With nearly half a century of Baptist heritage, Belmont University will recognize an observance more traditionally seen in a more liturgical setting – the beginning of Lent.

Today, university ministries will recognize Ash Wednesday with a service co-led by Bishop David Choby of the Catholic Diocese of Nashville.

Vice President of Spiritual Development Todd Lake said the service and the season of Lent that follows it is a way for Christians of varying denominations to focus on their faith in advance of Easter.

“As a Christian campus, we want to be sure that we learn from each other how to grow deeper in our love of God, and more consistent and creative in how we love our neighbors as ourselves,” Lake said in an email. “Lent provides a time for us to turn away from what distracts us, and toward Christ, who says to each of us, ‘Follow Me!’

Since Belmont’s first Ash Wednesday service in 2009, the number of students who have participated in the annual service has grown along with the university’s recognition of the day and season. Last year, University Ministries and the Office of Spiritual Development also published Belmont’s first-ever lenten guide. More than 50 pages long, the guide details daily Scripture devotions, prayers, and student reflections.

“I think that Christians are learning that we can all benefit from the best from each denomination’s practices,” Lake said. “This allows us to ‘keep our eyes fixed on Jesus, the author and perfecter of our faith.”

Lent Explained

What is Lent?
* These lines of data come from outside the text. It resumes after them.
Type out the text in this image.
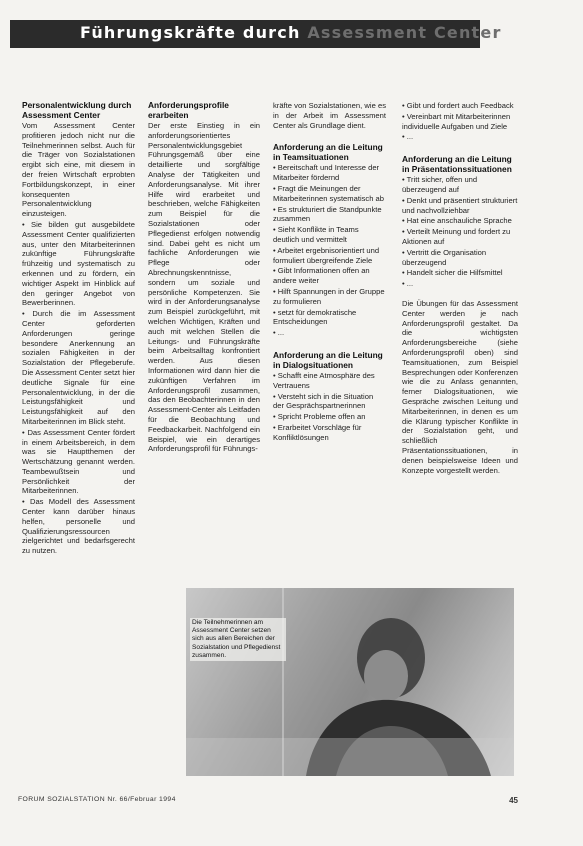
Führungskräfte durch Assessment Center

Personalentwicklung durch Assessment Center

Vom Assessment Center profitieren jedoch nicht nur die Teilnehmerinnen selbst. Auch für die Träger von Sozialstationen ergibt sich eine, mit diesem in der freien Wirtschaft erprobten Fortbildungskonzept, in einer konsequenten Personalentwicklung einzusteigen.

• Sie bilden gut ausgebildete Assessment Center qualifizierten aus, unter den Mitarbeiterinnen zukünftige Führungskräfte frühzeitig und systematisch zu erkennen und zu fördern, ein wichtiger Aspekt im Hinblick auf den geringer Angebot von Bewerberinnen.

• Durch die im Assessment Center geforderten Anforderungen geringe besondere Anerkennung an sozialen Fähigkeiten in der Sozialstation der Pflegeberufe. Die Assessment Center setzt hier deutliche Signale für eine Personalentwicklung, in der die Leistungsfähigkeit und Leistungsfähigkeit auf den Mitarbeiterinnen im Blick steht.

• Das Assessment Center fördert in einem Arbeitsbereich, in dem was sie Hauptthemen der Wertschätzung genannt werden. Teambewußtsein und Persönlichkeit der Mitarbeiterinnen.

• Das Modell des Assessment Center kann darüber hinaus helfen, personelle und Qualifizierungsressourcen zielgerichtet und bedarfsgerecht zu nutzen.

Anforderungsprofile erarbeiten

Der erste Einstieg in ein anforderungsorientiertes Personalentwicklungsgebiet Führungsgemäß über eine detaillierte und sorgfältige Analyse der Tätigkeiten und Anforderungsanalyse. Mit ihrer Hilfe wird erarbeitet und beschrieben, welche Fähigkeiten zum Beispiel für die Sozialstationen oder Pflegedienst erfolgen notwendig sind. Dabei geht es nicht um fachliche Anforderungen wie Pflege oder Abrechnungskenntnisse, sondern um soziale und persönliche Kompetenzen. Sie wird in der Anforderungsanalyse zum Beispiel zurückgeführt, mit welchen Wichtigen, Kräften und auch mit welchen Stellen die Leitungs- und Führungskräfte beim Arbeitsalltag konfrontiert werden. Aus diesen Informationen wird dann hier die zukünftigen Verfahren im Anforderungsprofil zusammen, das den Beobachterinnen in den Assessment-Center als Leitfaden für die Beobachtung und Feedbackarbeit. Nachfolgend ein Beispiel, wie ein derartiges Anforderungsprofil für Führungs-

kräfte von Sozialstationen, wie es in der Arbeit im Assessment Center als Grundlage dient.

Anforderung an die Leitung in Teamsituationen

• Bereitschaft und Interesse der Mitarbeiter fördernd

• Fragt die Meinungen der Mitarbeiterinnen systematisch ab

• Es strukturiert die Standpunkte zusammen

• Sieht Konflikte in Teams deutlich und vermittelt

• Arbeitet ergebnisorientiert und formuliert übergreifende Ziele

• Gibt Informationen offen an andere weiter

• Hilft Spannungen in der Gruppe zu formulieren

• setzt für demokratische Entscheidungen

• ...

Anforderung an die Leitung in Dialogsituationen

• Schafft eine Atmosphäre des Vertrauens

• Versteht sich in die Situation der Gesprächspartnerinnen

• Spricht Probleme offen an

• Erarbeitet Vorschläge für Konfliktlösungen

• Gibt und fordert auch Feedback

• Vereinbart mit Mitarbeiterinnen individuelle Aufgaben und Ziele

• ...

Anforderung an die Leitung in Präsentationssituationen

• Tritt sicher, offen und überzeugend auf

• Denkt und präsentiert strukturiert und nachvollziehbar

• Hat eine anschauliche Sprache

• Verteilt Meinung und fordert zu Aktionen auf

• Vertritt die Organisation überzeugend

• Handelt sicher die Hilfsmittel

• ...

Die Übungen für das Assessment Center werden je nach Anforderungsprofil gestaltet. Da die wichtigsten Anforderungsbereiche (siehe Anforderungsprofil oben) sind Teamsituationen, zum Beispiel Besprechungen oder Konferenzen wie die zu Anlass genannten, ferner Dialogsituationen, wie Gespräche zwischen Leitung und Mitarbeiterinnen, in denen es um die Klärung typischer Konflikte in der Sozialstation geht, und schließlich Präsentationssituationen, in denen beispielsweise Ideen und Konzepte vorgestellt werden.

Die Teilnehmerinnen am Assessment Center setzen sich aus allen Bereichen der Sozialstation und Pflegedienst zusammen.
FORUM SOZIALSTATION Nr. 66/Februar 1994	45
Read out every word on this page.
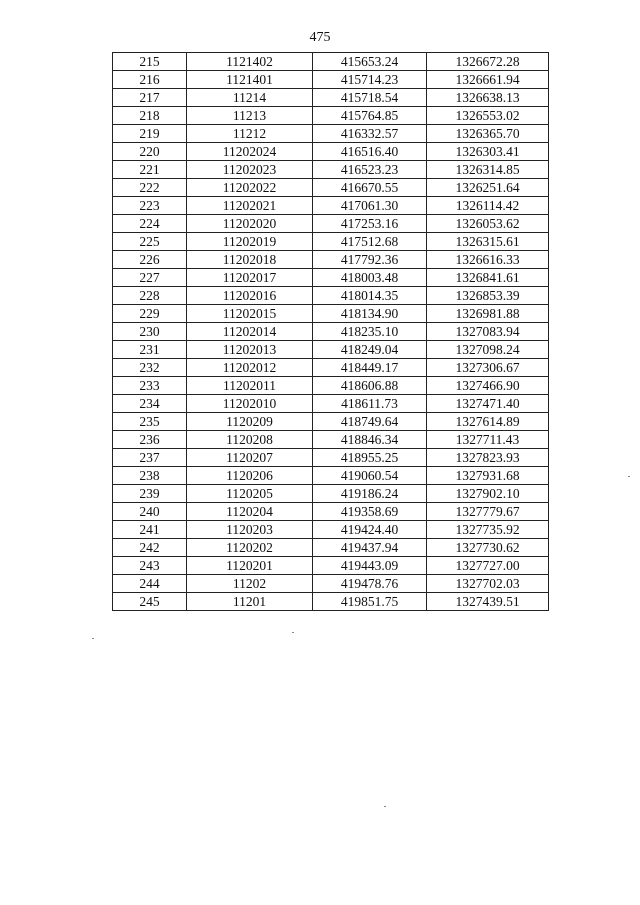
475
215	1121402	415653.24	1326672.28
216	1121401	415714.23	1326661.94
217	11214	415718.54	1326638.13
218	11213	415764.85	1326553.02
219	11212	416332.57	1326365.70
220	11202024	416516.40	1326303.41
221	11202023	416523.23	1326314.85
222	11202022	416670.55	1326251.64
223	11202021	417061.30	1326114.42
224	11202020	417253.16	1326053.62
225	11202019	417512.68	1326315.61
226	11202018	417792.36	1326616.33
227	11202017	418003.48	1326841.61
228	11202016	418014.35	1326853.39
229	11202015	418134.90	1326981.88
230	11202014	418235.10	1327083.94
231	11202013	418249.04	1327098.24
232	11202012	418449.17	1327306.67
233	11202011	418606.88	1327466.90
234	11202010	418611.73	1327471.40
235	1120209	418749.64	1327614.89
236	1120208	418846.34	1327711.43
237	1120207	418955.25	1327823.93
238	1120206	419060.54	1327931.68
239	1120205	419186.24	1327902.10
240	1120204	419358.69	1327779.67
241	1120203	419424.40	1327735.92
242	1120202	419437.94	1327730.62
243	1120201	419443.09	1327727.00
244	11202	419478.76	1327702.03
245	11201	419851.75	1327439.51
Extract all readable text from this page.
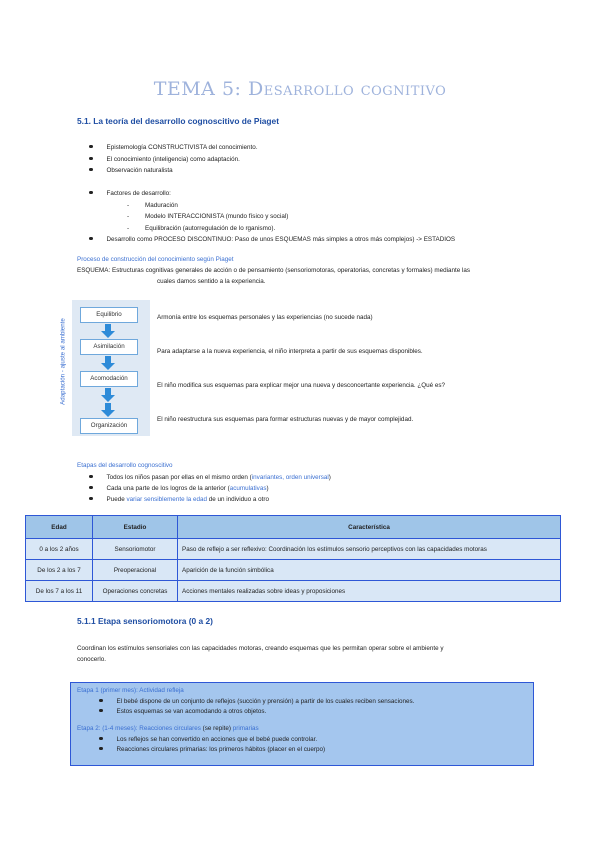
TEMA 5: Desarrollo cognitivo
5.1. La teoría del desarrollo cognoscitivo de Piaget
Epistemología CONSTRUCTIVISTA del conocimiento.
El conocimiento (inteligencia) como adaptación.
Observación naturalista
Factores de desarrollo:
-	Maduración
-	Modelo INTERACCIONISTA (mundo físico y social)
-	Equilibración (autorregulación de lo rganismo).
Desarrollo como PROCESO DISCONTINUO: Paso de unos ESQUEMAS más simples a otros más complejos) -> ESTADIOS
Proceso de construcción del conocimiento según Piaget
ESQUEMA: Estructuras cognitivas generales de acción o de pensamiento (sensoriomotoras, operatorias, concretas y formales) mediante las
cuales damos sentido a la experiencia.
Adaptación - ajuste al ambiente
Equilibrio
Asimilación
Acomodación
Organización
Armonía entre los esquemas personales y las experiencias (no sucede nada)
Para adaptarse a la nueva experiencia, el niño interpreta a partir de sus esquemas disponibles.
El niño modifica sus esquemas para explicar mejor una nueva y desconcertante experiencia. ¿Qué es?
El niño reestructura sus esquemas para formar estructuras nuevas y de mayor complejidad.
Etapas del desarrollo cognoscitivo
Todos los niños pasan por ellas en el mismo orden (invariantes, orden universal)
Cada una parte de los logros de la anterior (acumulativas)
Puede variar sensiblemente la edad de un individuo a otro
Edad	Estadio	Característica
0 a los 2 años	Sensoriomotor	Paso de reflejo a ser reflexivo: Coordinación los estímulos sensorio perceptivos con las capacidades motoras
De los 2 a los 7	Preoperacional	Aparición de la función simbólica
De los 7 a los 11	Operaciones concretas	Acciones mentales realizadas sobre ideas y proposiciones
5.1.1 Etapa sensoriomotora (0 a 2)
Coordinan los estímulos sensoriales con las capacidades motoras, creando esquemas que les permitan operar sobre el ambiente y
conocerlo.
Etapa 1 (primer mes): Actividad refleja
El bebé dispone de un conjunto de reflejos (succión y prensión) a partir de los cuales reciben sensaciones.
Estos esquemas se van acomodando a otros objetos.
Etapa 2: (1-4 meses): Reacciones circulares (se repite) primarias
Los reflejos se han convertido en acciones que el bebé puede controlar.
Reacciones circulares primarias: los primeros hábitos (placer en el cuerpo)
According to the Christian liturgical calendar, or “church”calendar, Lent marks a 40-day period, excluding Sundays, between Ash Wednesday and Easter Sunday. Echoing the biblical notion of a forty day period, the 40 days of Lent represent the days that the New Testament says Jesus spent in the desert, being tempted by Satan. To help prepare for Easter, Christians everywhere consciously give up a sin during Lent, to subject themselves to temptation in a way similar to how Jesus was tempted.

Though Lent is one of the oldest Christian traditions, precedence for it cannot be found either in the canonical teachings of Jesus or the New Testament’s descriptions of the 1st century church. For a denomination of Christianity that prides itself on its foundations in the notion of “sola scriptura” (“scripture alone,” or the idea that faith practices should be based on Biblical principles only) Lent has not found favor with Baptist or many other Protestant branches of Christianity since they were established.